Don Fermín y Ana se veían todos los días; en el caserón de los Ozores, unas veces, otras en el Catecismo, en la catedral, en San Vicente de Paúl, y más a menudo en casa de doña Petronila. El obispo madre siempre estaba ocupada; los dejaba solos en el salón obscuro, y ella, con permiso de sus amigos, se iba a arreglar sus cuentas o lo que fuese.
Vetusta era de ellos: la soledad del verano parecía darles posesión del pueblo; hablaban en el pórtico de la catedral mucho tiempo para despedirse, sin miedo de ser vistos; como si aquella soledad de la iglesia se extendiera a todo el pueblo. Anita encontraba la vida de Vetusta más tolerable que en invierno. En este particular no se entendían ella y su marido.

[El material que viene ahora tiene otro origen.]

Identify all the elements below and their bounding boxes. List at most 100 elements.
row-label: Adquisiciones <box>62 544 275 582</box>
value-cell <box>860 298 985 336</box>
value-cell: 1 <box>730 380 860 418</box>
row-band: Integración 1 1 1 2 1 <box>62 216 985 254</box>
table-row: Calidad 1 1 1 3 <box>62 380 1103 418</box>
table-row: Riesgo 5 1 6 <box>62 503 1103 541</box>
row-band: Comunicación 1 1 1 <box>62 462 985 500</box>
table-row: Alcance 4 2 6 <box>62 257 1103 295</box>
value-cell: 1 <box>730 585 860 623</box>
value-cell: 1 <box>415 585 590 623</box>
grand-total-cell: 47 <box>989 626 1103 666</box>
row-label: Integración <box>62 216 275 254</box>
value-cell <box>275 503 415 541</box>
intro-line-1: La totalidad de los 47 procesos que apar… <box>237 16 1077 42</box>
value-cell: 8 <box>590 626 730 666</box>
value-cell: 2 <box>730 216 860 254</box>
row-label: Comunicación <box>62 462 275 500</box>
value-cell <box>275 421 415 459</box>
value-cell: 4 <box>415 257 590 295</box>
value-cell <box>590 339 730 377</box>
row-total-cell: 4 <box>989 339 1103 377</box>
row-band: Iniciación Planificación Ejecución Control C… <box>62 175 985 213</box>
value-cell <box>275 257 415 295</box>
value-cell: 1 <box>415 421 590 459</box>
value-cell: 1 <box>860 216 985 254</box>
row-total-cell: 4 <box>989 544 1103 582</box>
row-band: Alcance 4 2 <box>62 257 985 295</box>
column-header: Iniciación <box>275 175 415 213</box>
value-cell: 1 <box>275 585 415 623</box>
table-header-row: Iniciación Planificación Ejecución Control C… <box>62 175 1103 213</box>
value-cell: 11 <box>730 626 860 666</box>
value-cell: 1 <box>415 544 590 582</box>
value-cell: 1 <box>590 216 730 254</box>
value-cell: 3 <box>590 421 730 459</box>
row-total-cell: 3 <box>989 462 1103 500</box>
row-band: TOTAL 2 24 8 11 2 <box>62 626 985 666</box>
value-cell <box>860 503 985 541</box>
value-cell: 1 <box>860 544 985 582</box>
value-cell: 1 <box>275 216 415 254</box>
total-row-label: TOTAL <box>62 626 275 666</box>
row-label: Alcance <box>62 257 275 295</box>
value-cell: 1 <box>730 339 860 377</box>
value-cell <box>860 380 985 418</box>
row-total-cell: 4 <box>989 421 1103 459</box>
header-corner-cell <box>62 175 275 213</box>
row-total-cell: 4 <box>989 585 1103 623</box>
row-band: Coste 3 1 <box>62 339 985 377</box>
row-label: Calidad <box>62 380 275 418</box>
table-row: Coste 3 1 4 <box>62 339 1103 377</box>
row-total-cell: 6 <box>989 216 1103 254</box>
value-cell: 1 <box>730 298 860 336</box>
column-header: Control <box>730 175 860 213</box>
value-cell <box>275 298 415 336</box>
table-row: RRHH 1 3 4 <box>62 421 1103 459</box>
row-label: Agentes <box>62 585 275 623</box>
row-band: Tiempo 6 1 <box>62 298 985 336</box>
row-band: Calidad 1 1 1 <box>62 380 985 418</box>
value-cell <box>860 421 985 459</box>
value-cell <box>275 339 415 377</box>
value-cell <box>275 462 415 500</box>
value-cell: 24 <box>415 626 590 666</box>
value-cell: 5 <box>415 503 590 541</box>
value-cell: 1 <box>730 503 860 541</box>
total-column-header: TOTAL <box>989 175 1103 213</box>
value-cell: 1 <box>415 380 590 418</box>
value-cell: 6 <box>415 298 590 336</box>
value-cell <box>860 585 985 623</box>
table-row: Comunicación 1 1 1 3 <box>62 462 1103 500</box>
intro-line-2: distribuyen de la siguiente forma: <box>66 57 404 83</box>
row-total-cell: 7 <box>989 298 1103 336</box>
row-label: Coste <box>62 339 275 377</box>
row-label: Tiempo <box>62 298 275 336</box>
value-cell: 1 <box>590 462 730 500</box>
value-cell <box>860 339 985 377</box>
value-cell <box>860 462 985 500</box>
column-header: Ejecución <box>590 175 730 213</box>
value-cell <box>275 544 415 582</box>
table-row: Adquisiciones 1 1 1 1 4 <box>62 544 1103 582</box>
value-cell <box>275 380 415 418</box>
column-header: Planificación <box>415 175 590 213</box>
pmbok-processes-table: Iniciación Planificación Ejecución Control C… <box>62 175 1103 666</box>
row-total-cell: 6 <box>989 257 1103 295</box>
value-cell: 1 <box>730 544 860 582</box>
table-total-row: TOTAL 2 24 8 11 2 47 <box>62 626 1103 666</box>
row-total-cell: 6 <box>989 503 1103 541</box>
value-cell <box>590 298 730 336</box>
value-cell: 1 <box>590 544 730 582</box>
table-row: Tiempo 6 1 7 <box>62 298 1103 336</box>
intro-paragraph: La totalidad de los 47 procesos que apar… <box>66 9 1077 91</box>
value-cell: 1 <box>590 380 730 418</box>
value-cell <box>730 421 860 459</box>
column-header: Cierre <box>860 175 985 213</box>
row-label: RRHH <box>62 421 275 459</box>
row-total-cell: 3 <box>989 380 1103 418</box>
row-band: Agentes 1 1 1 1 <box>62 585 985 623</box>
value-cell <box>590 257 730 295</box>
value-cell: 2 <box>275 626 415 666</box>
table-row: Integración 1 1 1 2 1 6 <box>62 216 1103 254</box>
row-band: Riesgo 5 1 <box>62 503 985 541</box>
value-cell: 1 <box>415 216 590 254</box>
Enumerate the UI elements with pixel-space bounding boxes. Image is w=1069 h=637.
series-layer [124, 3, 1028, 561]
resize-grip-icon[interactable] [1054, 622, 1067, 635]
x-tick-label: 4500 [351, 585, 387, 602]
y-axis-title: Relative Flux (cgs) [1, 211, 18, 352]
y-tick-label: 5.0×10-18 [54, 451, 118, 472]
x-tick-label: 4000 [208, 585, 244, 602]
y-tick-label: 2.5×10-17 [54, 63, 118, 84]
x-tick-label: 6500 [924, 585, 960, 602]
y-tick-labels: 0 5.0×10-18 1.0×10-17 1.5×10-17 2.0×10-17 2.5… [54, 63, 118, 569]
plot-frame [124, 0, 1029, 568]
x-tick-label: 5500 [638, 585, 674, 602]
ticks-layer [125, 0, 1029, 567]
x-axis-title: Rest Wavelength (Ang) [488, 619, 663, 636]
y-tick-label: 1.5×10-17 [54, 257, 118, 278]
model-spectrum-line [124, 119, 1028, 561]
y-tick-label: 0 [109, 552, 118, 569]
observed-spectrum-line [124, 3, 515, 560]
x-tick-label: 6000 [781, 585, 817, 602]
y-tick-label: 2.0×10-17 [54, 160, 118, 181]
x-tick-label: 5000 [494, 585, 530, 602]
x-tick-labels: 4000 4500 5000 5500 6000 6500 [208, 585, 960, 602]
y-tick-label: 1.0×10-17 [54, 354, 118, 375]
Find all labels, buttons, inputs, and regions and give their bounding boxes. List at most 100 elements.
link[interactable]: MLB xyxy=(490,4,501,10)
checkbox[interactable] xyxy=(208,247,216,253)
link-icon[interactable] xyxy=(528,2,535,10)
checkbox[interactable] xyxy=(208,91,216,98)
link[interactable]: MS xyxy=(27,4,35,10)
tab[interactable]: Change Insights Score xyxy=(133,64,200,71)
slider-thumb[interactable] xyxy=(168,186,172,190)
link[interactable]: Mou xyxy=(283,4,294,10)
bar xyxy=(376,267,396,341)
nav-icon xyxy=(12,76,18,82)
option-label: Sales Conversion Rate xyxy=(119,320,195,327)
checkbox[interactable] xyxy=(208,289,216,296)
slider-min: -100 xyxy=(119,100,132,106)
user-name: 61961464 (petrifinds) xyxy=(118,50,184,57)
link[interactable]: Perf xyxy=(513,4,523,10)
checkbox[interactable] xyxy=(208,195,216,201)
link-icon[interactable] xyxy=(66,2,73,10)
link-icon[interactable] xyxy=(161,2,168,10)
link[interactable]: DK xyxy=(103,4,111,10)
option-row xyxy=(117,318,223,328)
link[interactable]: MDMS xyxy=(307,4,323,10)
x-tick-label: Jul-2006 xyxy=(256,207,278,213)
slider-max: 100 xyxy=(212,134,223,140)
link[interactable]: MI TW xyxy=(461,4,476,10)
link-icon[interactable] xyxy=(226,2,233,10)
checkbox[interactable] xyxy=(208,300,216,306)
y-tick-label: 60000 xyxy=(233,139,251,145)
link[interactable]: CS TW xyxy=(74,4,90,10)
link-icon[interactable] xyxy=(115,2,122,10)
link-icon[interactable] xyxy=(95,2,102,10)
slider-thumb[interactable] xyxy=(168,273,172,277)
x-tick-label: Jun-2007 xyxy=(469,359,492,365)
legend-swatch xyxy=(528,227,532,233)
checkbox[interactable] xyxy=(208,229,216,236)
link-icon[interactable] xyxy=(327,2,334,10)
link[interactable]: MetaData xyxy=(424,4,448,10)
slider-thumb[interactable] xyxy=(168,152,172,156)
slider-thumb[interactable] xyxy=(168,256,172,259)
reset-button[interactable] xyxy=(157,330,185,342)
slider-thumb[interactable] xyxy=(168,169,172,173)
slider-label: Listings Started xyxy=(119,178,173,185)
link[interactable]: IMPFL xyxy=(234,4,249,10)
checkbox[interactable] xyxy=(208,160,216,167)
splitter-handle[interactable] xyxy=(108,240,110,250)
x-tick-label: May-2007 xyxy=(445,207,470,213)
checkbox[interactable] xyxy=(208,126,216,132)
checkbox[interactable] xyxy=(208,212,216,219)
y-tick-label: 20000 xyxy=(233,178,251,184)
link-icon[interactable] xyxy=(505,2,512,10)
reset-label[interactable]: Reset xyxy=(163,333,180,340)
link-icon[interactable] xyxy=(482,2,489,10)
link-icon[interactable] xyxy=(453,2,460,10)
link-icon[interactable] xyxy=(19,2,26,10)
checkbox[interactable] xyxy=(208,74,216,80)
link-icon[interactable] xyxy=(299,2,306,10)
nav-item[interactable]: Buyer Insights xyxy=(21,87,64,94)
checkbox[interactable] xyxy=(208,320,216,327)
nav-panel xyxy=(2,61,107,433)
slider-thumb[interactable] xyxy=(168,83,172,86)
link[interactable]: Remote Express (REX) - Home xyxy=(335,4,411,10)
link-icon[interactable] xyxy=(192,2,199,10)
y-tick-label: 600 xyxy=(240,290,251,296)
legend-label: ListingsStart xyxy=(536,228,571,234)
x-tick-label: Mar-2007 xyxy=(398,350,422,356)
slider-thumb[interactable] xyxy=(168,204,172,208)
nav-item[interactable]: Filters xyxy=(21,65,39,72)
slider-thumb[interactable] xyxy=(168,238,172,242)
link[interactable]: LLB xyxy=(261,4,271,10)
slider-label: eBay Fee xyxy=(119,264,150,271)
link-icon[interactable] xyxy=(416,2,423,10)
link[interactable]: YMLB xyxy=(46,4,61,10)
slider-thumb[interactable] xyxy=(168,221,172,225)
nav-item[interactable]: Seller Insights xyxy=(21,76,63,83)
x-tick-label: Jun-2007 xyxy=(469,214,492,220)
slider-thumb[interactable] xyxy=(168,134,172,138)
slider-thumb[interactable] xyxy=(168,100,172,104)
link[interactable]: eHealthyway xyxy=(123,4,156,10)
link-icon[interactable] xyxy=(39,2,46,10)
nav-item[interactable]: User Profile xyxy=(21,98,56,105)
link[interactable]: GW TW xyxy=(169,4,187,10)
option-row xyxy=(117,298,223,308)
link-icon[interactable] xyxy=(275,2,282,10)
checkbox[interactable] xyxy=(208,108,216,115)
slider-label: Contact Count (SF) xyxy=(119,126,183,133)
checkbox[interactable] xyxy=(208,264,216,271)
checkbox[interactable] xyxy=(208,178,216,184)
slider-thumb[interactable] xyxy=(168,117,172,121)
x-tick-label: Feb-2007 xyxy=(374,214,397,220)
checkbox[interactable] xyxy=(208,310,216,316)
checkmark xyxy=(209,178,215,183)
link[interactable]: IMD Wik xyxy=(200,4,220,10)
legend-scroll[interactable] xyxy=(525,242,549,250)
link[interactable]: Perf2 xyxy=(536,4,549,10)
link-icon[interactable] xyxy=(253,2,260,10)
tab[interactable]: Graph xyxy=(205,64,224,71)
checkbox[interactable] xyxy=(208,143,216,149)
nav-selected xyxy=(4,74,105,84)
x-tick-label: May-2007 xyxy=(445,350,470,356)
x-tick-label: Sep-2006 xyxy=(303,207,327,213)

Don Fermín hubiera deseado que la estación no pasara, que los ausentes se quedaran por allá. Su madre había ido a Matalerejo a cobrar rentas y preparar la recolección; a recoger intereses de mucho dinero esparcido por aquellas montañas. Teresina era el ama de casa. Alegre todo el día, activa, solícita, llenaba el hogar del Magistral de cantares religiosos a los que daba, sin saber cómo, sentido profano, aire de la calle. Aquel tono alegre era más picante por el contraste con el rostro de Dolorosa de la joven. Teresina había tomado un poco de color, y los ojos, rodeados de ligeras sombras, eran más profundos, más hermosos que nunca en aquella obscuridad dulce y misteriosa de las pupilas. Amo y criada estaban contentos. La libertad les sabía a gloria. Cada cual hacía lo que quería. No estaba doña Paula, no había que dar cuentas a nadie. Y no faltaba nada. El señorito lo tenía todo a su tiempo y en su sitio como siempre. Ya podía vivir sin la señora.
El Magistral salía y entraba sin temor de interrogatorios insidiosos; si volvía tarde, no importaba. Todo, todo le sonreía. ¡Ojalá fuera eterno el verano! Hasta sus enemigos habían cedido en la calumnia; ya no se murmuraba tanto; muchos de los calumniadores veraneaban; a los que quedaban les faltaba auditorio. Don Santos Barinaga no salía de casa, estaba enfermo. Sólo Foja, que no veraneaba, por economía, procuraba mantener el fuego sagrado de la murmuración en el Casino, entre cuatro o cinco socios aburridos, que iban allí media hora a tomar café. En fin, parecía aquello una suspensión de hostilidades. «Bien venido fuera; don Fermín aceptaba la lucha, si se ofrecía, pero prefería la paz. Sobre todo ahora, que tenía más que hacer, algo mejor y más dulce que odiar y perseguir a miserables, dignos de desprecio y de lástima».
Aquella felicidad que saboreaba De Pas como un gastrónomo los bocados, aquella libertad, aquella pereza moral que el verano hacía más voluptuosa para su cuerpo robusto, los sueños vagos de amor sin nombre, la deliciosa realidad de ver a la Regenta a todas horas y mirarse en sus ojos y oírla dulcísimas palabras de una amistad misteriosa, casi mística, hacían desear a don Fermín que el sol se detuviera otra vez, que el tiempo no pasara. Aquel agosto, tan triste para don Víctor, era para el Magistral el tiempo más dichoso de su vida.